In tale contesto è, dunque, interessante segnalare un recente orientamento giurisprudenziale per evidenziare, in conformità ai principi di tassatività delle cause di esclusione dalle procedure di affidamento e del vincolo della legge di gara, la portata normativa della suddetta disposizione.  

Il TAR Lazio Roma, Sez.
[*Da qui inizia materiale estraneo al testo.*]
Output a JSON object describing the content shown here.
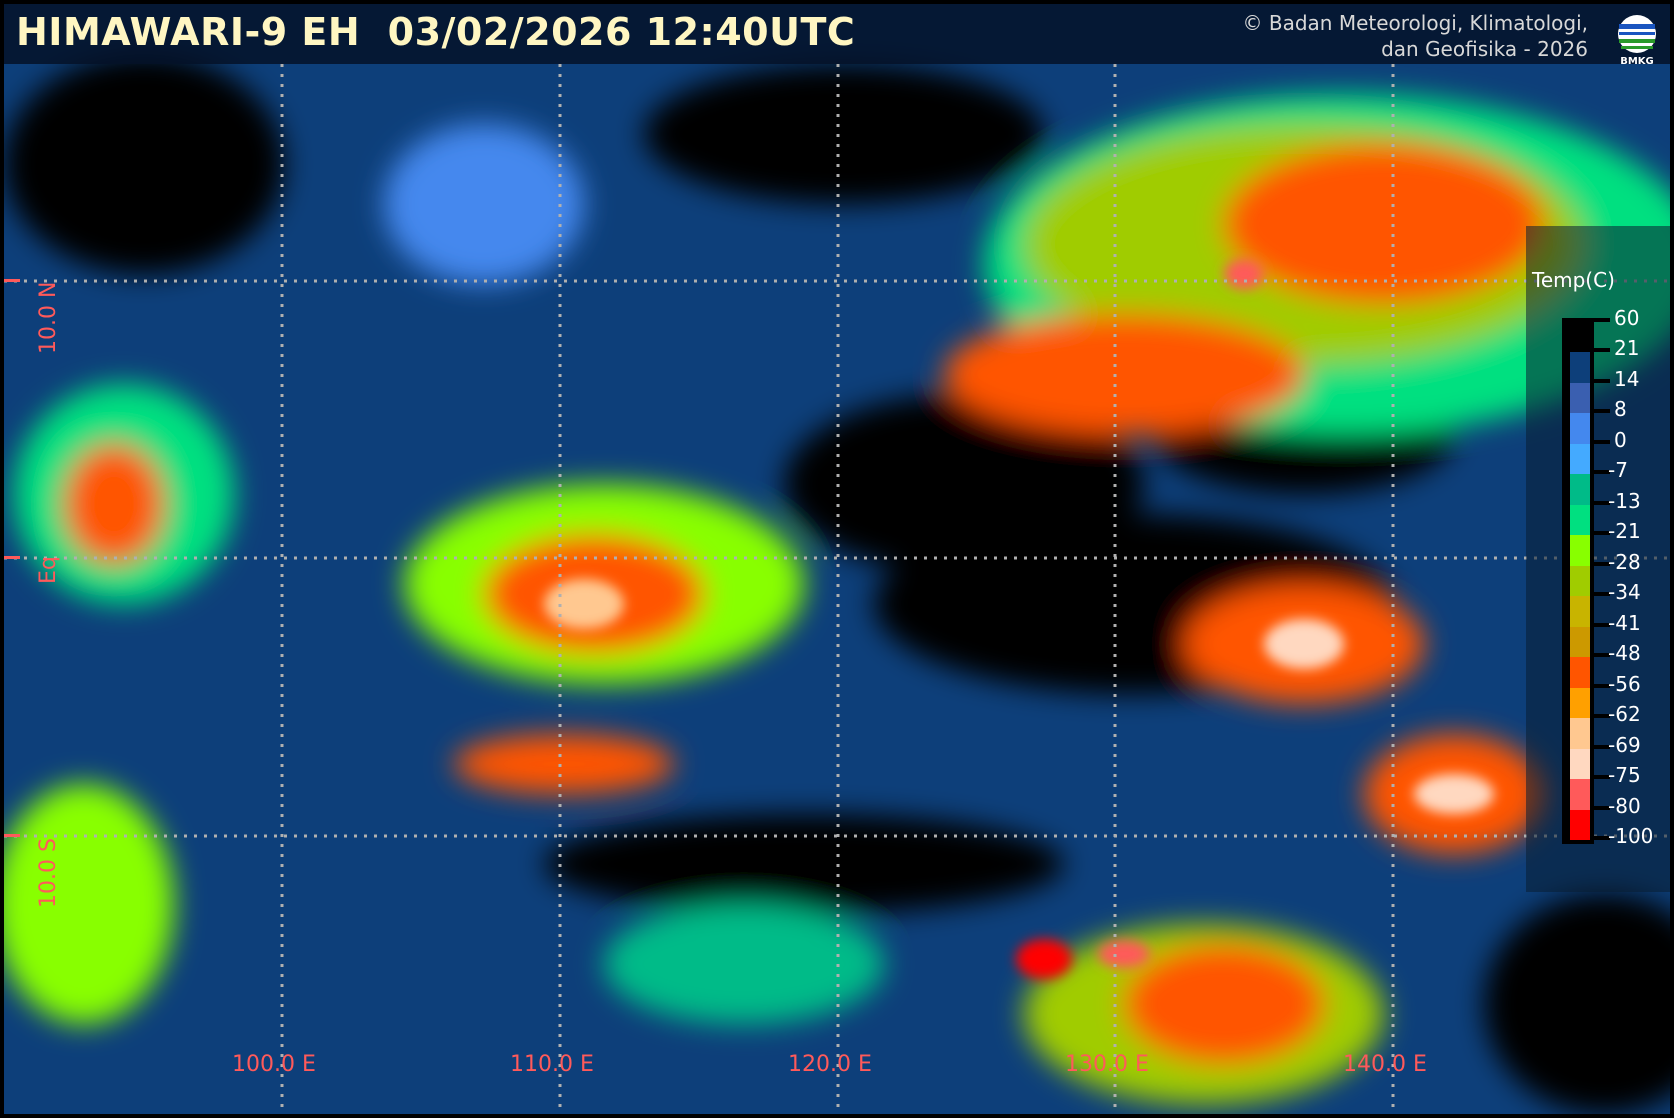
{
  "header": {
    "title": "HIMAWARI-9 EH  03/02/2026 12:40UTC",
    "credit_line1": "© Badan Meteorologi, Klimatologi,",
    "credit_line2": "dan Geofisika -  2026",
    "logo_text": "BMKG"
  },
  "grid": {
    "latitudes": [
      "10.0 N",
      "Eq",
      "10.0 S"
    ],
    "longitudes": [
      "100.0 E",
      "110.0 E",
      "120.0 E",
      "130.0 E",
      "140.0 E"
    ],
    "line_color": "#b0b0b0",
    "label_color": "#ff5a5a"
  },
  "legend": {
    "title": "Temp(C)",
    "labels": [
      "60",
      "21",
      "14",
      "8",
      "0",
      "-7",
      "-13",
      "-21",
      "-28",
      "-34",
      "-41",
      "-48",
      "-56",
      "-62",
      "-69",
      "-75",
      "-80",
      "-100"
    ],
    "colors": [
      "#000000",
      "#0d3f7a",
      "#3a5fb0",
      "#4488ee",
      "#44aaff",
      "#00bb88",
      "#00e080",
      "#88ff00",
      "#a0cc00",
      "#c8b400",
      "#cc9900",
      "#ff5500",
      "#ffa000",
      "#ffc890",
      "#ffd8c0",
      "#ff5a5a",
      "#ff0000"
    ]
  }
}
II bis, con sentenza n. 10753/2015, ha difatti accolto il ricorso proposto da un’impresa che veniva esclusa da una gara per l’affidamento di un servizio pubblico, a causa della mancata allegazione del Pass ancorché lo stesso adempimento <<non fosse imposto dalla lex specialis di gara, ma risultasse il frutto di una postuma integrazione della stessa legge di gara ad opera della Commissione>>. 

Seguendo quanto rilevato dal Collegio Romano – già in linea con quanto in precedenza precisato pure dall’ANAC – si evidenzia che il <<PASSOE si sostanzia in una liberatoria ai fini della privacy, che permette alle stazioni appaltanti e agli enti aggiudicatori di utilizzare il sistema per accedere, attraverso un'interfaccia web e le cooperazioni applicative con gli enti certificanti, ai documenti posti a comprova delle dichiarazioni del concorrente>>.

Oltretutto, il Disciplinare di gara, come già anticipato, imponeva a pena di esclusione soltanto la produzione delle consuete dichiarazioni ex DPR n. 445/2000 e dei documenti richiesti dagli artt. 38 e ss. del Dlgs n. 163/2006: nulla, pertanto, veniva richiesto inderogabilmente in applicazione dell’art. 6bis del Codice dei Contratti.

Ragion per cui, si può, in conclusione, ragionevolmente ritenere che il detto adempimento debba configurarsi come carenza documentale ai fini della verifica del requisito tecnico/economico, ma non “essenziale”, ovverosia non soggetta alla sanzione di esclusione dalla procedura pubblica anche alla luce degli artt. 46, co. 1bis, e 38, co. 2bis, del Codice.